Abdussamet Efendi (Bakkaloğlu): İsmail Hakkı Efendi’nin oğludur. 1305/1889 yılında doğduğu tahmin edilmektedir. 1330/1914 yılında Babasından icazet aldı. Genç yaşta vefat ettiği için dini hizmet verememiştir.
Ahmet Efendi (Hızal): Ataköylüdür. Heybeliada Camii imamı olarak tanınır. Daha sonra Yalova’ya nakletti. 1999 depreminde vefat etti.

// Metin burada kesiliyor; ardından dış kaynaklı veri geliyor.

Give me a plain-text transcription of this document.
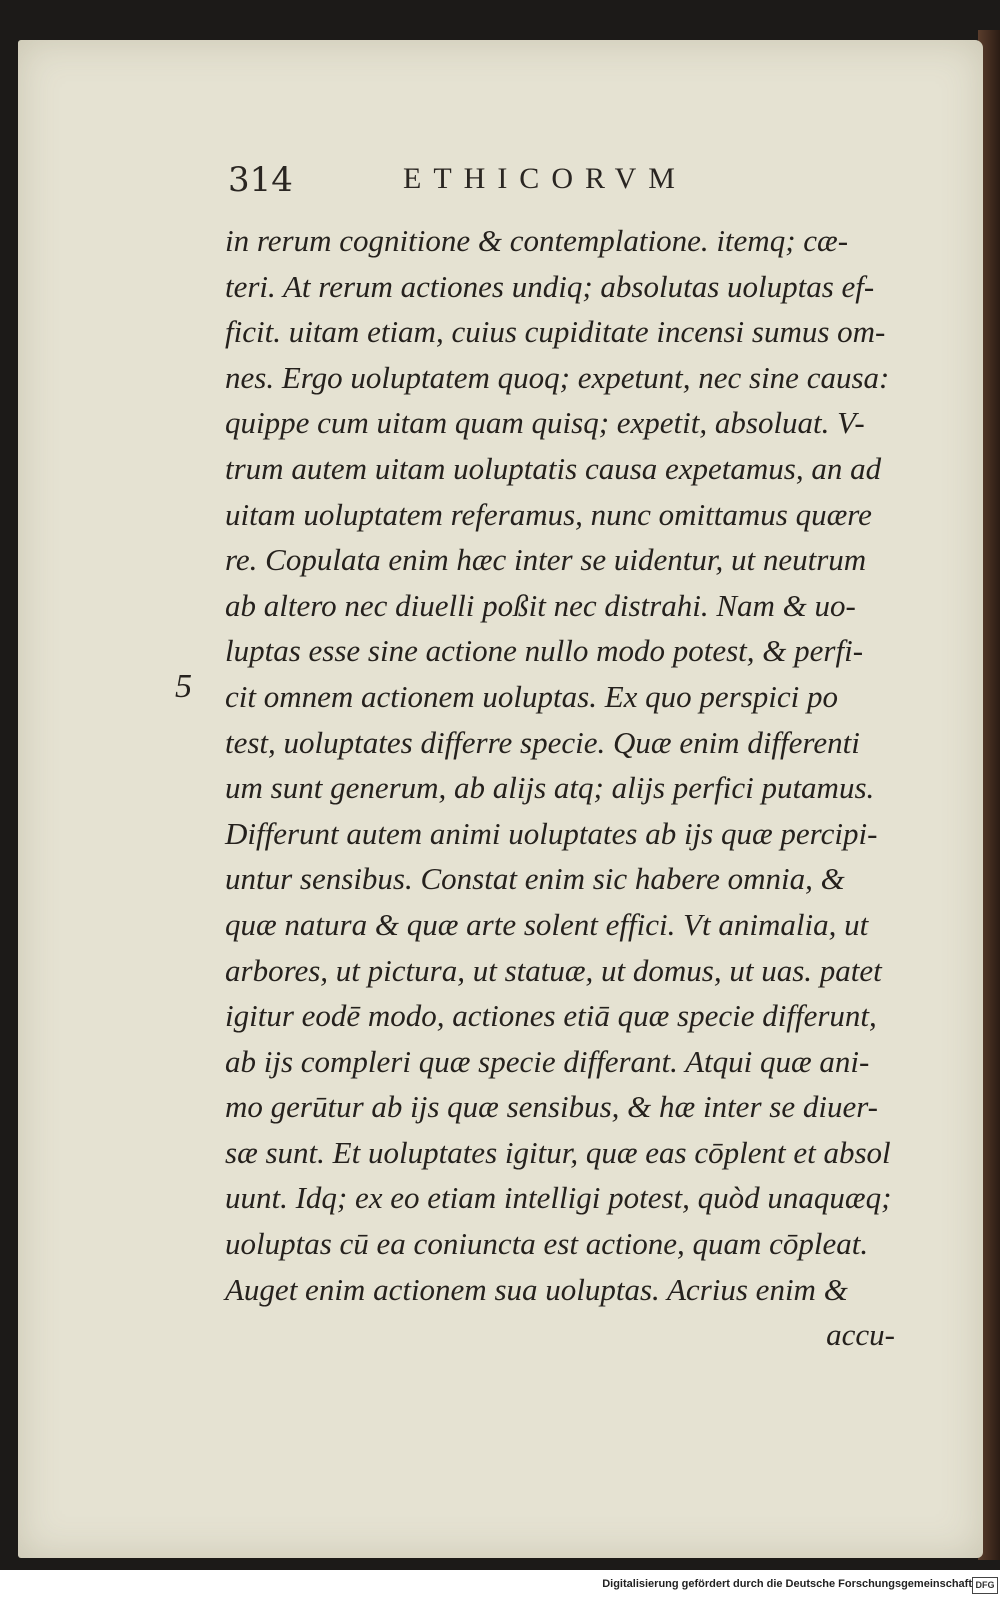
314	ETHICORVM
5
in rerum cognitione & contemplatione. itemq; cæ-
teri. At rerum actiones undiq; absolutas uoluptas ef-
ficit. uitam etiam, cuius cupiditate incensi sumus om-
nes. Ergo uoluptatem quoq; expetunt, nec sine causa:
quippe cum uitam quam quisq; expetit, absoluat. V-
trum autem uitam uoluptatis causa expetamus, an ad
uitam uoluptatem referamus, nunc omittamus quære
re. Copulata enim hæc inter se uidentur, ut neutrum
ab altero nec diuelli poßit nec distrahi. Nam & uo-
luptas esse sine actione nullo modo potest, & perfi-
cit omnem actionem uoluptas. Ex quo perspici po
test, uoluptates differre specie. Quæ enim differenti
um sunt generum, ab alijs atq; alijs perfici putamus.
Differunt autem animi uoluptates ab ijs quæ percipi-
untur sensibus. Constat enim sic habere omnia, &
quæ natura & quæ arte solent effici. Vt animalia, ut
arbores, ut pictura, ut statuæ, ut domus, ut uas. patet
igitur eodē modo, actiones etiā quæ specie differunt,
ab ijs compleri quæ specie differant. Atqui quæ ani-
mo gerūtur ab ijs quæ sensibus, & hæ inter se diuer-
sæ sunt. Et uoluptates igitur, quæ eas cōplent et absol
uunt. Idq; ex eo etiam intelligi potest, quòd unaquæq;
uoluptas cū ea coniuncta est actione, quam cōpleat.
Auget enim actionem sua uoluptas. Acrius enim &
accu-
Digitalisierung gefördert durch die Deutsche Forschungsgemeinschaft DFG
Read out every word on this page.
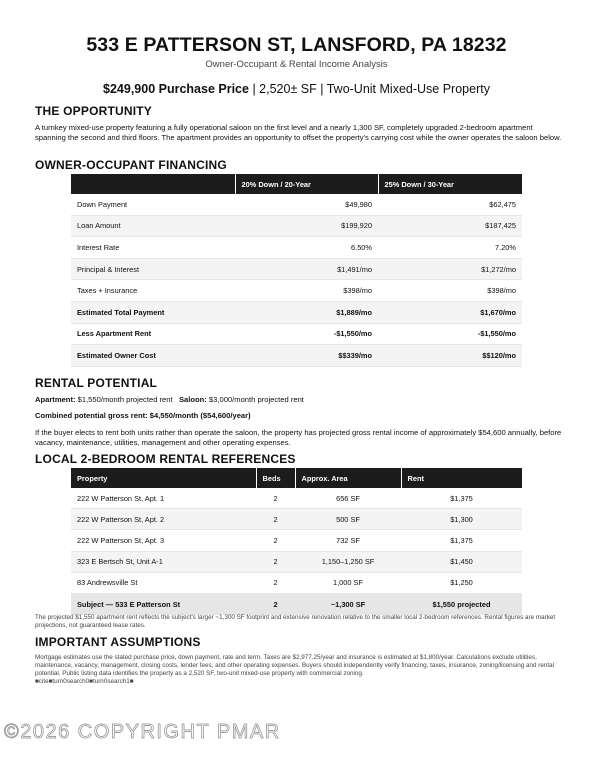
533 E PATTERSON ST, LANSFORD, PA 18232
Owner-Occupant & Rental Income Analysis
$249,900 Purchase Price | 2,520± SF | Two-Unit Mixed-Use Property
THE OPPORTUNITY

A turnkey mixed-use property featuring a fully operational saloon on the first level and a nearly 1,300 SF, completely upgraded 2-bedroom apartment spanning the second and third floors. The apartment provides an opportunity to offset the property's carrying cost while the owner operates the saloon below.

OWNER-OCCUPANT FINANCING
	20% Down / 20-Year	25% Down / 30-Year
Down Payment	$49,980	$62,475
Loan Amount	$199,920	$187,425
Interest Rate	6.50%	7.20%
Principal & Interest	$1,491/mo	$1,272/mo
Taxes + Insurance	$398/mo	$398/mo
Estimated Total Payment	$1,889/mo	$1,670/mo
Less Apartment Rent	-$1,550/mo	-$1,550/mo
Estimated Owner Cost	$$339/mo	$$120/mo
RENTAL POTENTIAL

Apartment: $1,550/month projected rent Saloon: $3,000/month projected rent

Combined potential gross rent: $4,550/month ($54,600/year)

If the buyer elects to rent both units rather than operate the saloon, the property has projected gross rental income of approximately $54,600 annually, before vacancy, maintenance, utilities, management and other operating expenses.

LOCAL 2-BEDROOM RENTAL REFERENCES
Property	Beds	Approx. Area	Rent
222 W Patterson St, Apt. 1	2	656 SF	$1,375
222 W Patterson St, Apt. 2	2	500 SF	$1,300
222 W Patterson St, Apt. 3	2	732 SF	$1,375
323 E Bertsch St, Unit A-1	2	1,150–1,250 SF	$1,450
83 Andrewsville St	2	1,000 SF	$1,250
Subject — 533 E Patterson St	2	~1,300 SF	$1,550 projected

The projected $1,550 apartment rent reflects the subject's larger ~1,300 SF footprint and extensive renovation relative to the smaller local 2-bedroom references. Rental figures are market projections, not guaranteed lease rates.

IMPORTANT ASSUMPTIONS

Mortgage estimates use the stated purchase price, down payment, rate and term. Taxes are $2,977.25/year and insurance is estimated at $1,800/year. Calculations exclude utilities, maintenance, vacancy, management, closing costs, lender fees, and other operating expenses. Buyers should independently verify financing, taxes, insurance, zoning/licensing and rental potential. Public listing data identifies the property as a 2,520 SF, two-unit mixed-use property with commercial zoning.

■cite■turn0search0■turn0search1■

©2026 COPYRIGHT PMAR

Ahmet Şükrü Efendi) Abbasoğlu: Ahmet Şükrü Abbasoğlu, 1296/1880 yılında Çaykara Ataköy’de doğdu. Babası Muhammed Bahaeddin Efendi'dir. Öğrenimini tamamlayamadan 18 yaşında iken babasını kaybetti. Köyün imam ve hatiplik görevini üstlendi. Bir süre Taşkıran Köyü'nden Hacı Muhammed Efendi'den ve bir müddet de Bakkalzade İsmail Hakkı Efendi'den ders aldı. Sarı İmam olarak isim yaptı. Sonra İstanbul'da Saraçhane, daha sonra da Fatih Medresesi'ne girdi. Burada ünlü Tokatlı Şakır Efendi'den öğrenim görerek 1325 / 1909'de icazet aldı. Ahmet Şükrü Efendi güzel Kur'an-ı Karim okur ve güzel yazı yazardı. İyi Arapça bilirdi. 1959 yılında vefat etti.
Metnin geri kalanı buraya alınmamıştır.